Some 370,000 LIPA customers remained without power a full seven days after Sandy struck, many in low-lying areas that flooded during the storm, including south Bellmore and south Merrick. And for those in flooded areas, it could be Nov. 7, if not later, before power would restored, knowledgeable sources said at press time. Potentially complicating restoration efforts was a nor’easter that was churning up the Eastern Seaboard toward Long Island as the Herald went to press.
Ben and Ilissa Schoenberg of south Merrick were among the hundreds of local residents still in their homes without heat and electricity. They were elated, they said, when Levy-Lakeside Elementary School opened on Tuesday so they could send their 11-year-old daughter, Gabrielle, somewhere warm.

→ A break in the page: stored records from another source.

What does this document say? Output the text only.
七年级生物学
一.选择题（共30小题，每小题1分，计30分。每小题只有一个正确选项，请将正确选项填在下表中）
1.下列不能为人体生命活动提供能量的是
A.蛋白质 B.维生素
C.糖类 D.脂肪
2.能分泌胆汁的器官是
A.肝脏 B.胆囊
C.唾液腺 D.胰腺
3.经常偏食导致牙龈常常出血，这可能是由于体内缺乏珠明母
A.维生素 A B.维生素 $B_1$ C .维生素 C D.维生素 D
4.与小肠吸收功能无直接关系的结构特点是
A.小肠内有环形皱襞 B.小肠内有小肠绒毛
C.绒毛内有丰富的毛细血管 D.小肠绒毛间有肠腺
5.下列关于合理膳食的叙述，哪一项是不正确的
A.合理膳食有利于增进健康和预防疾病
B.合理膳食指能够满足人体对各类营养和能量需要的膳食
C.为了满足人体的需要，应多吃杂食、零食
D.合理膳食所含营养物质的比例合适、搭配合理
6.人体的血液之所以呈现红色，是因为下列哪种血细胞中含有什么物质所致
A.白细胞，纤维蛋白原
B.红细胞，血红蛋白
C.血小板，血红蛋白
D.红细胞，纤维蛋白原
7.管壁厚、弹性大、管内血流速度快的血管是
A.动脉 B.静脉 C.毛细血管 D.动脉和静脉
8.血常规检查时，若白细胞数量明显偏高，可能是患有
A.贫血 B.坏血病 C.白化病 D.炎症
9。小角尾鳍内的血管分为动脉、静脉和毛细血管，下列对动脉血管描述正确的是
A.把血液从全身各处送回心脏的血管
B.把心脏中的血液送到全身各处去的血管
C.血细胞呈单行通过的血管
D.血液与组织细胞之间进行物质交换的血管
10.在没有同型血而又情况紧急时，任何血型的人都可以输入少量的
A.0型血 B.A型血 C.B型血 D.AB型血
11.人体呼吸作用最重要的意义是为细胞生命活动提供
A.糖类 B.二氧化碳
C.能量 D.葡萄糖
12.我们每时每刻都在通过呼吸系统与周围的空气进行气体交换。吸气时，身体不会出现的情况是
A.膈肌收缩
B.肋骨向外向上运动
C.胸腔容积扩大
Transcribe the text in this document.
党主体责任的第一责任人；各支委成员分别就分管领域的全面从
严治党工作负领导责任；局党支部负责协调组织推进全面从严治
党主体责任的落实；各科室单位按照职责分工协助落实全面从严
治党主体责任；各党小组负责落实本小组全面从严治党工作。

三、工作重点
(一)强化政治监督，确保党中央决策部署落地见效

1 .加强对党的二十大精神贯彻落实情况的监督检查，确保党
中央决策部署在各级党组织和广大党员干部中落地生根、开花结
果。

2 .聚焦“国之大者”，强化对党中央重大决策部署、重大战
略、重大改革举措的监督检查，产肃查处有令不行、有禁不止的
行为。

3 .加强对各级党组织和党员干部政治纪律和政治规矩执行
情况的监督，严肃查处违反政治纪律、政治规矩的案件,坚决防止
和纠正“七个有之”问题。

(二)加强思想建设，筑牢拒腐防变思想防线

“It’s like the ice age,” said Ben on Tuesday morning, when the temperature inside his home had plummeted to 55 degrees. “It’s been awful. It’s very disruptive. I wish I was in an igloo. It would probably be warmer.”
Ilissa’s mother, Joanne Henry, lives in Long Beach and was displaced by Sandy. She came to live with her daughter after the storm struck. “It was going from worse to bad,” she said. “It’s horrible. I lived in Oceanside [before Long Beach]. I’ve been evacuated. I’ve had flood damage. But this is unbelievable.”
Diane Arcos of Centre Avenue, a block south of Merrick Road, was among the south Bellmore residents who were in the dark as of Monday. A 35-foot oak tree had crashed into her home, which has been in her family for 50 years, as Sandy sent three to five feet of water rushing into her neighborhood — which, Arcos said, normally does not flood in big storms.